The Mechanism for Improved Polymer Gel Blocking During Low-Salinity Waterfloods, Investigated Using Positron Emission Tomography Imaging

Abstract

AbstractPolymer gels can be placed in fractures within subsurface reservoirs to improve sweep efficiency during subsequent floods, and its success is largely determined by the gel’s ability to completely occupy the fracture volume. Gel volumetric properties may be influenced by mechanical and chemical conditions. In this work, gel volume sensitivity to salinity contrast is investigated. Previous bulk gel studies showed that water-based gel swelled in contact with lower-salinity water and shrunk in contact with higher-salinity water.
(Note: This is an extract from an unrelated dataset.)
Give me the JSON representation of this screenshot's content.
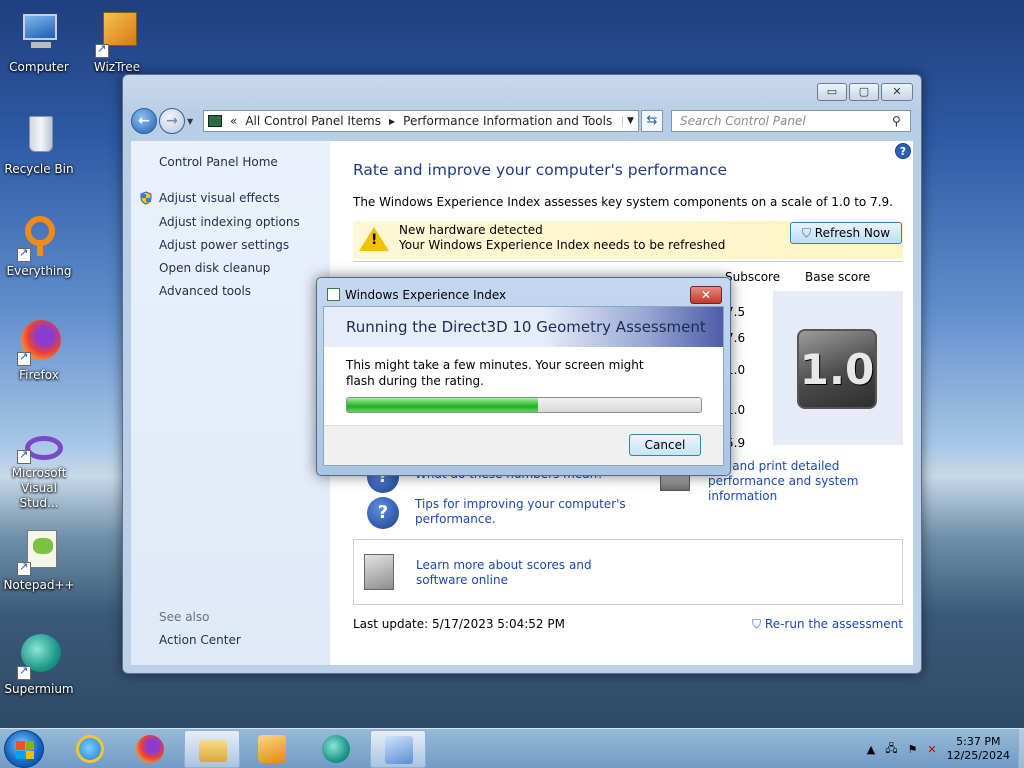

Recent core-scale experiments demonstrated that gel blocking efficiency after rupture was also impacted by the salinity of the injected water phase. Gel treatments (after gel rupture) become less efficient in controlling fracture flow with time and water throughput during water injection without salinity contrasts. However, by reducing the salinity of the injected water phase with respect to the gel, blocking efficiency may be maintained, or even improved, over time. The coupling between gel deformation during swelling/shrinking and dynamic fluid flow is complex and can initiate changes in mechanical or transport properties, included formation of fluid flow paths through the gel that are not easily distinguished during conventional core floods. In-situ imaging by positron emission tomography (PET) was utilized to gain access to local flow patterns in this work, and combined with pressure measurements to characterize complex flow phenomena in a fractured, gel-filled system. Gel rupture was quantified several consecutive times during low-salinity waterflooding. Increasing rupture pressures indicates continuous gel strengthening during low-salinity water injection. PET imaging revealed that gel swelling occurred during low-salinity waterfloods, to constrict water pathways through the fracture. Gel swelling was sufficient to restrict fracture flow completely, and injected water was diverted into the rock matrix adjacent to the fracture. Injected water continued to pass through gel at elevated pressure gradients, but continuous flow paths did not form. This observation supports the notion of gel as a compressible, porous medium.